The topic for the next few weeks is hypothesis testing. The main idea
is that experiments must be conducted to test the validity of an idea,
which is called a hypothesis. There are always two hypotheses
available, the null hypothesis H0 (pronounced "H zero" or "H nought") and the alternate hypothesis HA (pronounced "H A").
The standard is to assume the null hypothesis is true, which says that
nothing special is happening, which in most cases means that two things
we can measure should be equal or close to it. The alternate
hypothesis says the two measurements are different. We can have one
tailed high tests, where we want "large" positive test statistics. In
one tailed low tests, only negative test statistics with "large"
absolute value will do. In two tailed test, "large" absolute value for
positive or negative numbers will work. We will only accept the
alternate hypothesis if the experiment produces impressive results given
our particular criteria for that test.
The
basics of hypothesis testing are similar to the ideals of the English
legal system, which is also the system used in United States courts,
that a defendant is presumed innocent until proven guilty. There are
different levels of proof of guilt in different trials, whether it is
beyond a reasonable doubt or the less rigorous standard of preponderance
of evidence.
In a case involving an alleged crime, there is the
reality of what the defendant did and the result of the trial. If the
defendant did the illegal act, then being found guilty is the correct
result under the law. If the reality is that the defendant didn't do
the act, the correct result would be a not guilty verdict.
The
reasonable doubt standard is put in place in theory to make sending an
innocent person to jail unlikely, and this is called a Type I error.

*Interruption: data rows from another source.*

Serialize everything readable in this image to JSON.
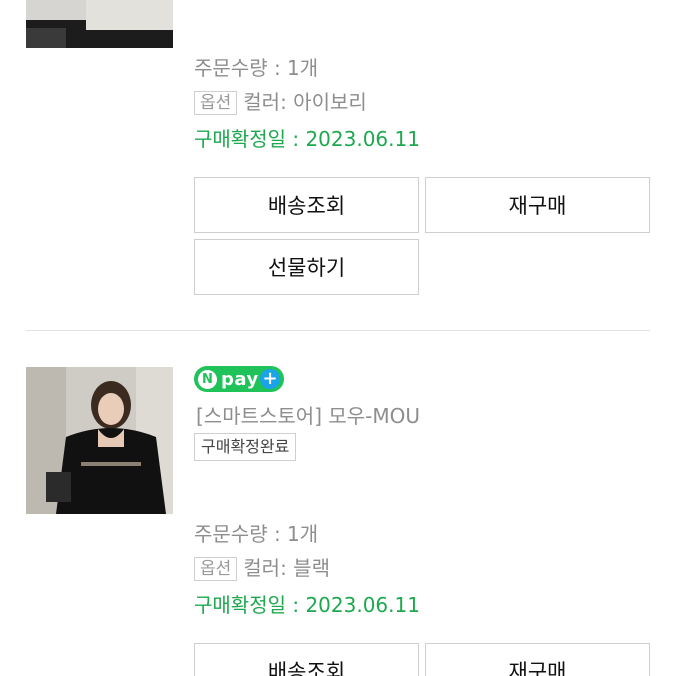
{
  "order1": {
    "quantity": "주문수량 : 1개",
    "option_tag": "옵션",
    "option_value": "컬러: 아이보리",
    "confirm_date": "구매확정일 : 2023.06.11",
    "buttons": {
      "shipping": "배송조회",
      "repurchase": "재구매",
      "gift": "선물하기"
    }
  },
  "order2": {
    "pay_badge": {
      "text": "pay",
      "n": "N",
      "plus": "+"
    },
    "store": "[스마트스토어] 모우-MOU",
    "status": "구매확정완료",
    "quantity": "주문수량 : 1개",
    "option_tag": "옵션",
    "option_value": "컬러: 블랙",
    "confirm_date": "구매확정일 : 2023.06.11",
    "buttons": {
      "shipping": "배송조회",
      "repurchase": "재구매"
    }
  },
  "colors": {
    "confirm_green": "#1ea84f",
    "npay_green": "#20c25a",
    "npay_plus_blue": "#1aa3e8"
  }
}
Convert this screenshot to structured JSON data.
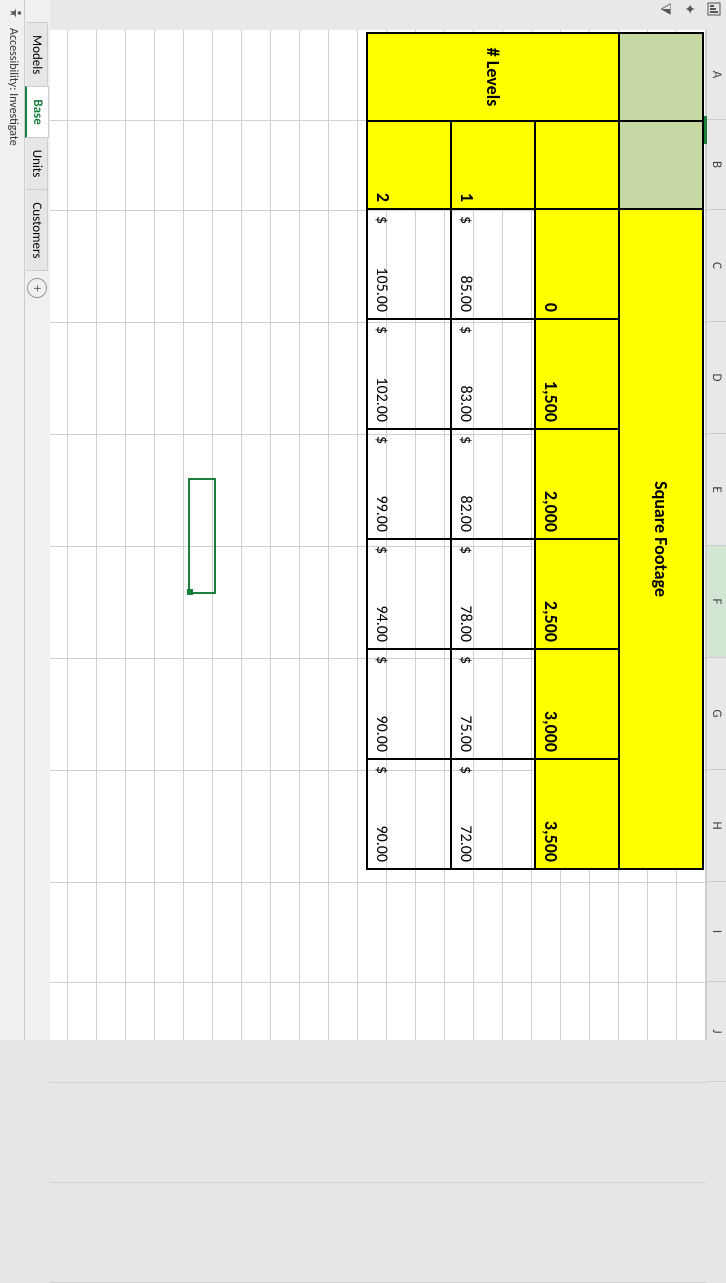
{
  "columns": [
    "A",
    "B",
    "C",
    "D",
    "E",
    "F",
    "G",
    "H",
    "I",
    "J"
  ],
  "active_column": "F",
  "table": {
    "merged_header": "Square Footage",
    "side_header": "# Levels",
    "sqft": [
      "0",
      "1,500",
      "2,000",
      "2,500",
      "3,000",
      "3,500"
    ],
    "rows": [
      {
        "level": "1",
        "values": [
          "85.00",
          "83.00",
          "82.00",
          "78.00",
          "75.00",
          "72.00"
        ]
      },
      {
        "level": "2",
        "values": [
          "105.00",
          "102.00",
          "99.00",
          "94.00",
          "90.00",
          "90.00"
        ]
      }
    ],
    "currency": "$"
  },
  "sheets": {
    "tabs": [
      "Models",
      "Base",
      "Units",
      "Customers"
    ],
    "active": "Base"
  },
  "status": {
    "accessibility": "Accessibility: Investigate"
  }
}
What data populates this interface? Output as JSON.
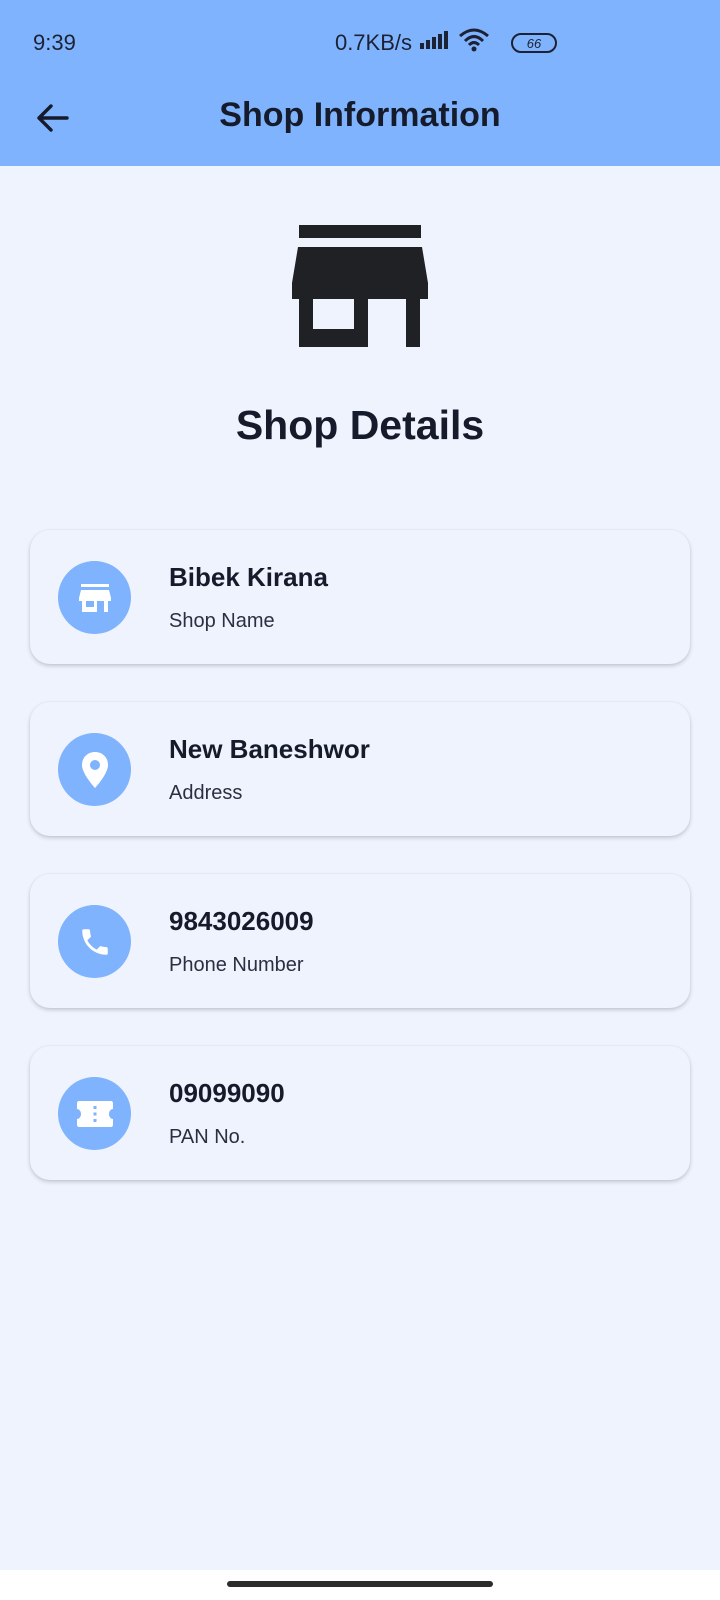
{
  "status_bar": {
    "time": "9:39",
    "network_speed": "0.7KB/s",
    "battery": "66",
    "icons": [
      "signal-icon",
      "wifi-icon",
      "battery-icon"
    ]
  },
  "app_bar": {
    "title": "Shop Information",
    "back_icon": "arrow-back-icon"
  },
  "header": {
    "icon": "storefront-icon",
    "title": "Shop Details"
  },
  "details": [
    {
      "value": "Bibek Kirana",
      "label": "Shop Name",
      "icon": "store-icon"
    },
    {
      "value": "New Baneshwor",
      "label": "Address",
      "icon": "location-pin-icon"
    },
    {
      "value": "9843026009",
      "label": "Phone Number",
      "icon": "phone-icon"
    },
    {
      "value": "09099090",
      "label": "PAN No.",
      "icon": "ticket-icon"
    }
  ],
  "colors": {
    "primary": "#7fb3fd",
    "background": "#eef3fd",
    "text": "#161b2c"
  }
}
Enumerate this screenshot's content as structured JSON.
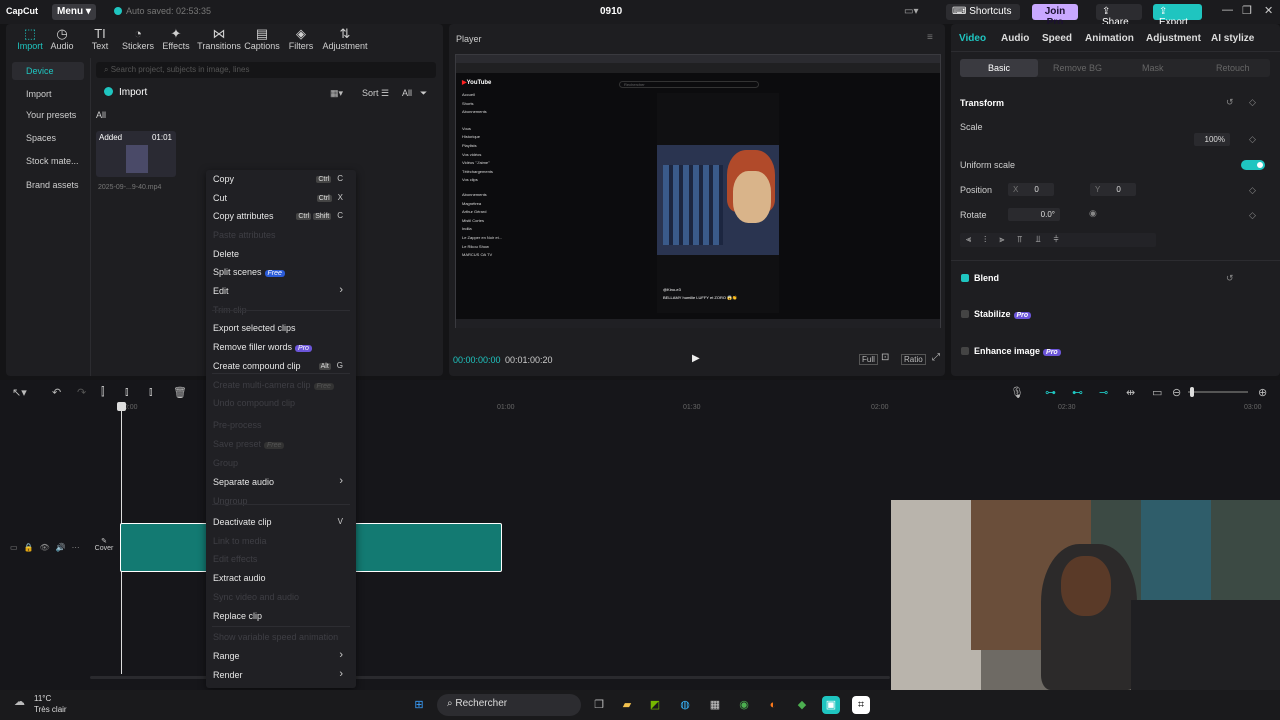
{
  "titlebar": {
    "logo": "CapCut",
    "menu": "Menu",
    "autosave": "Auto saved: 02:53:35",
    "project_title": "0910",
    "shortcuts": "Shortcuts",
    "join_pro": "Join Pro",
    "share": "Share",
    "export": "Export"
  },
  "toolbar": [
    "Import",
    "Audio",
    "Text",
    "Stickers",
    "Effects",
    "Transitions",
    "Captions",
    "Filters",
    "Adjustment"
  ],
  "sidebar": [
    "Device",
    "Import",
    "Your presets",
    "Spaces",
    "Stock mate...",
    "Brand assets"
  ],
  "media": {
    "search_placeholder": "Search project, subjects in image, lines",
    "import_label": "Import",
    "sort_label": "Sort",
    "all_filter": "All",
    "all_tab": "All",
    "added_label": "Added",
    "duration": "01:01",
    "filename": "2025-09-...9-40.mp4"
  },
  "player": {
    "title": "Player",
    "current_time": "00:00:00:00",
    "total_time": "00:01:00:20",
    "full": "Full",
    "ratio": "Ratio"
  },
  "inspector": {
    "tabs": [
      "Video",
      "Audio",
      "Speed",
      "Animation",
      "Adjustment",
      "AI stylize"
    ],
    "subtabs": [
      "Basic",
      "Remove BG",
      "Mask",
      "Retouch"
    ],
    "transform": "Transform",
    "scale": "Scale",
    "scale_value": "100%",
    "uniform_scale": "Uniform scale",
    "position": "Position",
    "pos_x_label": "X",
    "pos_x": "0",
    "pos_y_label": "Y",
    "pos_y": "0",
    "rotate": "Rotate",
    "rotate_value": "0.0°",
    "blend": "Blend",
    "stabilize": "Stabilize",
    "enhance_image": "Enhance image",
    "pro_badge": "Pro"
  },
  "timeline": {
    "ruler": [
      "00:00",
      "01:00",
      "01:30",
      "02:00",
      "02:30",
      "03:00"
    ],
    "cover": "Cover"
  },
  "context_menu": [
    {
      "label": "Copy",
      "keys": [
        "Ctrl",
        "C"
      ],
      "disabled": false
    },
    {
      "label": "Cut",
      "keys": [
        "Ctrl",
        "X"
      ],
      "disabled": false
    },
    {
      "label": "Copy attributes",
      "keys": [
        "Ctrl",
        "Shift",
        "C"
      ],
      "disabled": false
    },
    {
      "label": "Paste attributes",
      "keys": [],
      "disabled": true
    },
    {
      "label": "Delete",
      "keys": [],
      "disabled": false
    },
    {
      "label": "Split scenes",
      "badge": "Free",
      "keys": [],
      "disabled": false
    },
    {
      "label": "Edit",
      "submenu": true,
      "keys": [],
      "disabled": false
    },
    {
      "label": "Trim clip",
      "keys": [],
      "disabled": true
    },
    {
      "label": "Export selected clips",
      "keys": [],
      "disabled": false
    },
    {
      "label": "Remove filler words",
      "badge": "Pro",
      "keys": [],
      "disabled": false
    },
    {
      "label": "Create compound clip",
      "keys": [
        "Alt",
        "G"
      ],
      "disabled": false
    },
    {
      "label": "Create multi-camera clip",
      "badge": "Free",
      "keys": [],
      "disabled": true
    },
    {
      "label": "Undo compound clip",
      "keys": [],
      "disabled": true
    },
    {
      "label": "Pre-process",
      "keys": [],
      "disabled": true
    },
    {
      "label": "Save preset",
      "badge": "Free",
      "keys": [],
      "disabled": true
    },
    {
      "label": "Group",
      "keys": [],
      "disabled": true
    },
    {
      "label": "Separate audio",
      "submenu": true,
      "keys": [],
      "disabled": false
    },
    {
      "label": "Ungroup",
      "keys": [],
      "disabled": true
    },
    {
      "label": "Deactivate clip",
      "keys": [
        "V"
      ],
      "disabled": false
    },
    {
      "label": "Link to media",
      "keys": [],
      "disabled": true
    },
    {
      "label": "Edit effects",
      "keys": [],
      "disabled": true
    },
    {
      "label": "Extract audio",
      "keys": [],
      "disabled": false
    },
    {
      "label": "Sync video and audio",
      "keys": [],
      "disabled": true
    },
    {
      "label": "Replace clip",
      "keys": [],
      "disabled": false
    },
    {
      "label": "Show variable speed animation",
      "keys": [],
      "disabled": true
    },
    {
      "label": "Range",
      "submenu": true,
      "keys": [],
      "disabled": false
    },
    {
      "label": "Render",
      "submenu": true,
      "keys": [],
      "disabled": false
    }
  ],
  "taskbar": {
    "temperature": "11°C",
    "weather": "Très clair",
    "search": "Rechercher"
  },
  "youtube": {
    "logo": "YouTube",
    "nav": [
      "Accueil",
      "Shorts",
      "Abonnements",
      "Vous",
      "Historique",
      "Playlists",
      "Vos vidéos",
      "Vidéos \"J'aime\"",
      "Téléchargements",
      "Vos clips"
    ],
    "subs_header": "Abonnements",
    "subs": [
      "Magnétrea",
      "Arthur Gérard",
      "Mistil Cortes",
      "Indila",
      "Le Zapper en Noir et...",
      "Le Rikou Show",
      "MARCUS OA TV"
    ],
    "search_placeholder": "Rechercher",
    "caption": "BELLAMY humilie LUFFY et ZORO 😱👏",
    "channel": "@Kino-e3"
  }
}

The best known Type I result in legal history is Jesus Christ.
It
is also possible that a person who did a crime will be found not
guilty. This is called a Type II error. When I ask my students for an
example of Type II error, O.J. Simpson's name still rings out the
loudest.
In hypothesis testing, there is the reality and the result of the experiment. If H0 is true, the two things measured are equal or pretty close to equal. If HA is true, they are significantly different.
If
the experiment produces a test statistic that is beyond the threshold
we set for it, and "beyond" could mean lower if it is a one-tailed low
test, or higher if it is a one-tailed high test, or either lower or
higher in a two-tailed test, then we reject H0. If the test statistic fails to get "beyond" the threshold, we fail to reject H0.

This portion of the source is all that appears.